A Second Chance for “Tosca”

Latonia Moore as Floria Tosca and Carlo Guelfi as the doomed Baron Scarpia in the New York City Opera Renaissance...
Latonia Moore as Floria Tosca and Carlo Guelfi as the doomed Baron Scarpia in the New York City Opera Renaissance production of Puccini’s “Tosca,” at Jazz at Lincoln Center’s Rose Theatre.Photograph by Sarah Shatz

In 1889 Giacomo Puccini wrote to his publisher about getting the operatic rights to Victorien Sardou’s melodrama “La Tosca,” which the playwright had written for Sarah Bernhardt: “In this ‘Tosca’ I see the opera that I need.” That opera is very much in need in New York these days. “Tosca” is, of course, a mainstay at the Met; in March it will be taken up by the scrappy and vibrant little LoftOpera, which, one hopes, hasn’t bitten off more than it can chew. Last week, however, it provided the launch vehicle for the “renaissance” of New York City Opera, which began the latest chapter of its tortured recent history with several performances at Jazz at Lincoln Center’s Rose Theatre. (The two performances scheduled for Saturday were called off due to the snowstorm.) Having noted the highly mixed reviews for the opening-night cast, I opted for the second cast, which sang the final performance of the run, on Sunday afternoon.

The experience was so rewarding that I wondered why these singers hadn’t been put forward on opening night. Latonia Moore earned a well-deserved standing ovation for her performance in the title role: admired for her “Aida” at the Met and elsewhere, she made her role début with this “Tosca” and ran with it, singing with a sweet and plush tone that had plenty of brilliance when necessary. (Only in a bit of choppy phrasing, near the end of “Vissi d’arte,” did her inexperience show.) In the veteran Italian baritone Carlo Guelfi, a regular presence at the Metropolitan Opera during the century’s first decade, we had a consistently rewarding Scarpia. His tone no longer has the lustre of youth, but it was constant and firm, and his easy and casual assumption of the part (he’s sung it at the Met, under the baton of Julius Rudel, and at La Scala) provided a dramatic center for the entire performance. As Mario Cavaradossi, the young Italian tenor Raffaele Abete, a singer with a voice not yet fully mature, was more tentative, but he had the high notes under control, and he acted the part with ardor and commitment.

It was in the elements common to all the performances that the inconsistencies crept in. The City Opera Orchestra, featuring such deeply respected New York musicians as the clarinettist Laura Flax and the hornist Stewart Rose, was clearly thrilled to be back in business, and played with rich timbre and technical aplomb.

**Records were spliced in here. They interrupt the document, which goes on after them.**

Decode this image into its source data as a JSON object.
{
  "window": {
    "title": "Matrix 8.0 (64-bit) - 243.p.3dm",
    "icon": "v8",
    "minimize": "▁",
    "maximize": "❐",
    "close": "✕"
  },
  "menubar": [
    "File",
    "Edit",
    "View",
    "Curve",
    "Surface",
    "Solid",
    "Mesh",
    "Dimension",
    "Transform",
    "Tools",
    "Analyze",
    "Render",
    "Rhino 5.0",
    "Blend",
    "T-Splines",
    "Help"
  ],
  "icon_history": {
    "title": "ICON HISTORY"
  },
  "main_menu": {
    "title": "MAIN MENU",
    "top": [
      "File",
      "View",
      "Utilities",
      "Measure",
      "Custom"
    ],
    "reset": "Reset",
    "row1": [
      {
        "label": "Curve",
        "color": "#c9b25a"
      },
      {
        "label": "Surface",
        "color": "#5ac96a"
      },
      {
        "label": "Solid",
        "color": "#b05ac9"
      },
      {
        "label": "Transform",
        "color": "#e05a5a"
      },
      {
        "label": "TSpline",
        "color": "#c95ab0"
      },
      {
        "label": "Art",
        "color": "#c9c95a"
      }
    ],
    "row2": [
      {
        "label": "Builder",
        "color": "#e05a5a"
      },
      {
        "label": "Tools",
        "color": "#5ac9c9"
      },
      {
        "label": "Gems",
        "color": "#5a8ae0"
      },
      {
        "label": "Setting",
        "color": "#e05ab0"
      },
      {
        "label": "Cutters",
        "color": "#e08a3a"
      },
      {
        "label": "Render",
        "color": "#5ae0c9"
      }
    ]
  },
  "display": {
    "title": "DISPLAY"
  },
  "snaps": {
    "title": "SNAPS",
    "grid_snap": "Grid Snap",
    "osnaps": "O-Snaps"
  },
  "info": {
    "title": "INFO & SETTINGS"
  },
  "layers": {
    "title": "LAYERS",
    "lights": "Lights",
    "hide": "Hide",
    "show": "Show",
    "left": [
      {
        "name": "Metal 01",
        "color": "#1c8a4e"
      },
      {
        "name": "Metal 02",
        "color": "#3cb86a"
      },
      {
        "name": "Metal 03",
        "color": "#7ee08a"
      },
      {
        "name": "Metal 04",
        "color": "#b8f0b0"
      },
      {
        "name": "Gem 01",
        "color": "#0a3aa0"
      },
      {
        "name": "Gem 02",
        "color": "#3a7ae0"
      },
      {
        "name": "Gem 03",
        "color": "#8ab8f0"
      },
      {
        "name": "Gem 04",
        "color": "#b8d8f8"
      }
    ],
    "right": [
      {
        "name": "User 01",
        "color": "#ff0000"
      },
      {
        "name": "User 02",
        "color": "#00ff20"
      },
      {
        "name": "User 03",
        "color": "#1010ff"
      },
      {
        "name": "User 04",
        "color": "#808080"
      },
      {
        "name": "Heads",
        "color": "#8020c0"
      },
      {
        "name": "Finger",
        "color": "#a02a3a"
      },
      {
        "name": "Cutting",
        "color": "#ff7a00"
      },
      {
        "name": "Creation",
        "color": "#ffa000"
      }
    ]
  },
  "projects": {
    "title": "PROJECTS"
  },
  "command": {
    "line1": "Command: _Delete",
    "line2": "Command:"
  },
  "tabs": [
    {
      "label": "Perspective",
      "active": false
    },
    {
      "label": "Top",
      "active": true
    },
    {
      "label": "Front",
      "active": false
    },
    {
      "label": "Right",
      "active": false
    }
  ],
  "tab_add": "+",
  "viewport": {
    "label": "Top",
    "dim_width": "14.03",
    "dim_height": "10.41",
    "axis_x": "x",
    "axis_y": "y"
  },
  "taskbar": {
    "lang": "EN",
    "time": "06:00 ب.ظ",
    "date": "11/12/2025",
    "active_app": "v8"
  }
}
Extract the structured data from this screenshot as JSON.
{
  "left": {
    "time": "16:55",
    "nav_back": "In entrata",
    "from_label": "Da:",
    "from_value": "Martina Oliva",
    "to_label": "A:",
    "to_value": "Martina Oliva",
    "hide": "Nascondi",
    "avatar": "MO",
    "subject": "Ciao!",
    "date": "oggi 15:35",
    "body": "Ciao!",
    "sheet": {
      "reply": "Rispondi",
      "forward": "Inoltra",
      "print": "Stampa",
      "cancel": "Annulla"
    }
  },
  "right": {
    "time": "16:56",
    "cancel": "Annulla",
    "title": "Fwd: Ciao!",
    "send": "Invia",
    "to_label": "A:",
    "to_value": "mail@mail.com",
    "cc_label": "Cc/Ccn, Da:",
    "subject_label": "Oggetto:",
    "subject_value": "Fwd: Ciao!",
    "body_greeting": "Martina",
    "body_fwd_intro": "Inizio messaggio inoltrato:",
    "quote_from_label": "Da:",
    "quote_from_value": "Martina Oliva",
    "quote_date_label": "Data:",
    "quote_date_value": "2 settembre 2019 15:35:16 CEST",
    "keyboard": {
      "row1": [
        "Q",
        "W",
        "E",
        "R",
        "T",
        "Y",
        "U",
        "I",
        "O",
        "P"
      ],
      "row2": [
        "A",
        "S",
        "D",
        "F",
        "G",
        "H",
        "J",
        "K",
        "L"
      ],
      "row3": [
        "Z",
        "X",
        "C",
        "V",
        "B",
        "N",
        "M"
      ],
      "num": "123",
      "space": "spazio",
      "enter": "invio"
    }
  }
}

But I share Anthony Tommasini’s reservations about the conducting of Pacien Mazzagatti, a member of the old crew at the now defunct Dicapo Opera, the small but valuable New York company that Michael Capasso ran before he took on the challenge of reviving City Opera, as its general director. Clear and sturdy in fast tempos, Mazzagatti was strangely inert and stolid in the slow ones, with the result that a number of important moments—the magical change of key in Scarpia’s monologue “Va, Tosca,” the exquisite cello quartet in Act III—were bungled. Likewise, the recreation of Adolfo Hohenstein’s original set designs from for the opera’s world-première, in 1900, proved a mixed blessing. The set of Scarpia’s apartment in Act II, with its Empire design elements and pastelled walls, received a measure of applause when the curtain went up: it was an elegantly intimate space in which the audience could experience up-close the patient ratcheting-up of emotion with which Puccini modulates Tosca and Scarpia’s ultimately fatal encounter. (The Rose Theatre, despite complaints about bathroom lines and other infelicities, could be a welcoming space for opera.) The painted flats that had to evoke the vast space of Rome’s Church of Sant’Andrea della Valle, however, just looked ticky-tacky and forlorn. I was surprised to see the stage direction credited to a young Italian director, Lev Pugliese: while scrupulously detailed, it contained a number of regressive clichés (e.g., Tosca gesturing grandly to the cheap seats before jumping off the Castel Sant’Angelo) and stock conventions that recalled the City Opera of a much earlier era.

It is this slightly provincial, not-quite-ready-for-Broadway quality that concerns me most about Capasso’s reinvented City Opera. The performance did, however, pass one crucial test. Whenever I would attend and review the reverently conservative Franco Zeffirelli production at the Met, Puccini’s irresistibly communicative music, placed in such a sympathetic setting, would ring in my head for days. That changed when I left the house after the première of the austere and self-indulgent new production, in 2009: the director, the late Luc Bondy, was eager to let us know that his ideas about the piece were much more important than those of the composer and his librettists—and it was only in that aspect that he succeeded. Now Capasso and his team, however imperfectly, have brought the music back, at least for this listener. They must be doing something right.